I shove past her, ripping open my cubby and tossing my gloves inside. My hands are shaking, and not from exertion. “Fuck the sponsors. Fuck the press. And fuck you, Maggie.”
She scoffs, pushing off the lockers. “Keep talking like that, Hayes. See where it gets you.”
Before I can answer, Coach Mike’s voice cuts through the room like a blade. “Enough!”
He steps in, his gaze drilling into me. “Final game of the season. Kentucky Daredevils. One week. I don’t care about your mood swings, I don’t care about your sponsors. All I care about is you showing up and playing the damn game. You got that?”
I yank my shirt over my head, the fabric sticking to my sweat-slick skin. My response is nothing but a guttural grunt.
Because right now, I don’t give a fuck about Kentucky, the season, or the goddamn sponsors.
The only thing I care about is the one person I can’t reach.
Amelia.
maverick
. . .
Ipress my palms against the wall, forehead slammed between them, and let it burst out of me—the loss of my mama, the constant pressure of this career, the sponsors breathing down my neck, and Amelia’s silence.
“Mama,” I rasp, water and tears mixing until I can’t tell them apart. My voice breaks, chest heaving. “What the hell am I supposed to do? I’ve been trying so damn hard, and she still doesn’t trust me. She’s shutting me out, and I don’t know how to get through.”
The only answer is the water pounding against my skin, steady and relentless.
I slide down until I’m sitting on the shower floor, arms resting on my knees, my head bowed. The heat burns, but I welcome it—anything to feel something other than this ache tearing me apart.
Eventually, the sobs fade away, leaving me hollow and exhausted. I pull myself up, rinse off, and step out, wrapping a towel around my waist. My reflection in the mirror looks battered—red eyes, hair plastered to my forehead, and myshoulders hunched.

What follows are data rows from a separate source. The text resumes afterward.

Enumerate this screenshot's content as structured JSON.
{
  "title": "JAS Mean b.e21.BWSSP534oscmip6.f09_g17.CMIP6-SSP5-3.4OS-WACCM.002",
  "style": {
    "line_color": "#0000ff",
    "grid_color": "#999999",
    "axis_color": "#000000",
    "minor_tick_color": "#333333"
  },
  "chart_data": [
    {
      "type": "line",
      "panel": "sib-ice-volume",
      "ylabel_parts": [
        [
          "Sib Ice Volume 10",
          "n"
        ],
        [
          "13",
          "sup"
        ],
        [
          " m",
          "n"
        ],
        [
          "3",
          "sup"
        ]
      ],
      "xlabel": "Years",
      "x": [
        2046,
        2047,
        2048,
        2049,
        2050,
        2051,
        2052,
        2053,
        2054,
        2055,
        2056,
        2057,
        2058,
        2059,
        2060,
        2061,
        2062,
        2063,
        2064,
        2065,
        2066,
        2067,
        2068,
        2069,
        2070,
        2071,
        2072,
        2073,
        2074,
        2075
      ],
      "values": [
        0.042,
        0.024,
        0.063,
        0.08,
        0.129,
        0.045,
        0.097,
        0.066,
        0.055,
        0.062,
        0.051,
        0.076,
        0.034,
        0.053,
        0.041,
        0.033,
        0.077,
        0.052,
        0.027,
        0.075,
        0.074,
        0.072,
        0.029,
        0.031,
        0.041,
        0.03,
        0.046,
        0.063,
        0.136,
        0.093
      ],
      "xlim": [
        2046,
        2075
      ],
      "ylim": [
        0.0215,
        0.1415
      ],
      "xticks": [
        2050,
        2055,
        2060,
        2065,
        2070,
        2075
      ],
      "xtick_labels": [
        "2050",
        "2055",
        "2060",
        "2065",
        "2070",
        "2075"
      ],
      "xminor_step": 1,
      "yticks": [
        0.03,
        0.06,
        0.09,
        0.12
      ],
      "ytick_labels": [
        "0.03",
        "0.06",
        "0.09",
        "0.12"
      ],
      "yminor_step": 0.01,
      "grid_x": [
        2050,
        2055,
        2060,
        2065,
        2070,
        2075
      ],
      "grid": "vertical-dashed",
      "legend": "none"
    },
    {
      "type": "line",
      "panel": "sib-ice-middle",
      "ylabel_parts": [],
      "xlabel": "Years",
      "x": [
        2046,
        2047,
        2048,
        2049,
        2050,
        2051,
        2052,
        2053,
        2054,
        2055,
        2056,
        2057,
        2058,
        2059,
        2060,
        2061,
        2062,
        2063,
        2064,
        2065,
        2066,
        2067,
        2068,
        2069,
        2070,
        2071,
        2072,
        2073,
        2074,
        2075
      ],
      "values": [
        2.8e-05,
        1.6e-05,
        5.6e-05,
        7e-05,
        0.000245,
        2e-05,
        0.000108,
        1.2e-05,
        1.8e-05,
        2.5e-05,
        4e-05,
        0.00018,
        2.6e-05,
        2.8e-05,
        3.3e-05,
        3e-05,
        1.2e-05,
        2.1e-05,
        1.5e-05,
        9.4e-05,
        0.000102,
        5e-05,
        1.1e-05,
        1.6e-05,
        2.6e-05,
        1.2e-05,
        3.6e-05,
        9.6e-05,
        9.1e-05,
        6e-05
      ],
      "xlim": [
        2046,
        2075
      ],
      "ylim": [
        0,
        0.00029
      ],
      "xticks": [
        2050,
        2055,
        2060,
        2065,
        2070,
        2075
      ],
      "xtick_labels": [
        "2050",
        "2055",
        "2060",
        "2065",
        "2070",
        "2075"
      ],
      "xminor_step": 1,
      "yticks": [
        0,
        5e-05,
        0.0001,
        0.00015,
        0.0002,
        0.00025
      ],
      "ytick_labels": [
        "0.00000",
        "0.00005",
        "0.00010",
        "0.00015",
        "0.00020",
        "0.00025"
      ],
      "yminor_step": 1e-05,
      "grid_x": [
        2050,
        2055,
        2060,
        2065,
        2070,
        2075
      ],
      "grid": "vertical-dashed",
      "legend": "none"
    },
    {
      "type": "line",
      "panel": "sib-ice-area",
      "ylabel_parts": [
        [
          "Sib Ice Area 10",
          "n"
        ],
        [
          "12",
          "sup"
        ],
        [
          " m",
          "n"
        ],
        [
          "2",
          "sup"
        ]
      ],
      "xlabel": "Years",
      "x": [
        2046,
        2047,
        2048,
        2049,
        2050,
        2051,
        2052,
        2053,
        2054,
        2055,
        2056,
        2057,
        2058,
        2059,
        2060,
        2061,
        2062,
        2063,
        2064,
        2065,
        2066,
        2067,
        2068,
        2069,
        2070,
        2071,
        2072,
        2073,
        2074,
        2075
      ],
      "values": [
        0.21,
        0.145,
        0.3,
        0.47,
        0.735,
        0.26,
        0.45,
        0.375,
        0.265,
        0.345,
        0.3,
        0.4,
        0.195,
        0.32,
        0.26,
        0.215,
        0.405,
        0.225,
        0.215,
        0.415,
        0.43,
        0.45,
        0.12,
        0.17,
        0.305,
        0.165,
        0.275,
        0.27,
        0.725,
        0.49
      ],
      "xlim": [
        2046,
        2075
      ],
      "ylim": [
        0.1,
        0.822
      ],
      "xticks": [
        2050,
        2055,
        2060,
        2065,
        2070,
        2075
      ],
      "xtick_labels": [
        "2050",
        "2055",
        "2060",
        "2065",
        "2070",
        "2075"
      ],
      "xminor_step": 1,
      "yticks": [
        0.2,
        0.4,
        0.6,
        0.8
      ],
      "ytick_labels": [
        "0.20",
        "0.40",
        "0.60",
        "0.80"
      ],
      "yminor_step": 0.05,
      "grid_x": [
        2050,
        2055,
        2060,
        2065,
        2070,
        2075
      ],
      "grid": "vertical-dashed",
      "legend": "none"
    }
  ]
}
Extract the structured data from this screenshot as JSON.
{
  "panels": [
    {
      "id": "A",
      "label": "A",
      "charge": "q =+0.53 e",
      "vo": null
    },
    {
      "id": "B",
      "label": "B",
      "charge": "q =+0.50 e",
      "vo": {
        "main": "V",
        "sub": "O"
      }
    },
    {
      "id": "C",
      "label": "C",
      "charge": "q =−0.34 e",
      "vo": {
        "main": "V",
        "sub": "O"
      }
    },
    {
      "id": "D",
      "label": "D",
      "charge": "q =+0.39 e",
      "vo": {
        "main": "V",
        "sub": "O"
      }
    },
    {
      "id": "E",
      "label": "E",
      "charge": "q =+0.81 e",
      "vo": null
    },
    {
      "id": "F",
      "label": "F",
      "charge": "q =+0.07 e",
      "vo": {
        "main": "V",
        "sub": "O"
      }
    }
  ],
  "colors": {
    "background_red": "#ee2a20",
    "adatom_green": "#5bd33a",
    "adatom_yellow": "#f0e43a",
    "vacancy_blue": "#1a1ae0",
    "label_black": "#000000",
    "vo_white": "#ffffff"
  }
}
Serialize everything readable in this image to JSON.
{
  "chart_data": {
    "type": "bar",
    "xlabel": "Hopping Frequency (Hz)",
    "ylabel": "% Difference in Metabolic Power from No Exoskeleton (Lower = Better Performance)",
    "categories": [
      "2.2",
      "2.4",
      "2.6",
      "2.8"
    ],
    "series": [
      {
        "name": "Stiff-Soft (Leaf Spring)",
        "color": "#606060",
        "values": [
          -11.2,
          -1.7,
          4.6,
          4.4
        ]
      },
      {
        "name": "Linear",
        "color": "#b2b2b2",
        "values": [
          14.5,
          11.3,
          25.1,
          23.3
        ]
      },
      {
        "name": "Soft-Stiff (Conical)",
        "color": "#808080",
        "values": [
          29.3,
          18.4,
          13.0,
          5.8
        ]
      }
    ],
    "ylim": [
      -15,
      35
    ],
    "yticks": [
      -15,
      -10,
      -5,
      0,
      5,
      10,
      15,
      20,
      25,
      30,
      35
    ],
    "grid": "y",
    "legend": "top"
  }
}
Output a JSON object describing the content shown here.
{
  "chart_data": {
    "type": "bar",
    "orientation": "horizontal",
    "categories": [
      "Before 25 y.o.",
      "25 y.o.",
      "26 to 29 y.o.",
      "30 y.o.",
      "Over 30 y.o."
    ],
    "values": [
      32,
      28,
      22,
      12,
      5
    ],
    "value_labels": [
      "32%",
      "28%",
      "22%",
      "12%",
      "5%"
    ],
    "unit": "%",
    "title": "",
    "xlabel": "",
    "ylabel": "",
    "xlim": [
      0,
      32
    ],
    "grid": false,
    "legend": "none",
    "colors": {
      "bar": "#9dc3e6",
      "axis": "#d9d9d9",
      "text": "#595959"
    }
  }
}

I grab my phone from the counter, thumb swiping across the screen—one new message.
Carter
They’re back.
My heart pounds so hard that I almost drop the phone. I scrub a hand down my face, taking in a shaky breath.
When I enter the kitchen, Rex is perched on the counter, his wrinkled little alien-cat body glaring at me. Cupcake lifts her head from where she’s sprawled across the floor, tail thumping lazily.
I lean against the counter, still dripping, staring at them like they’ve got the answers.
“She’s back,” I tell them, voice hoarse. “And I don’t know if she’s coming back to me.”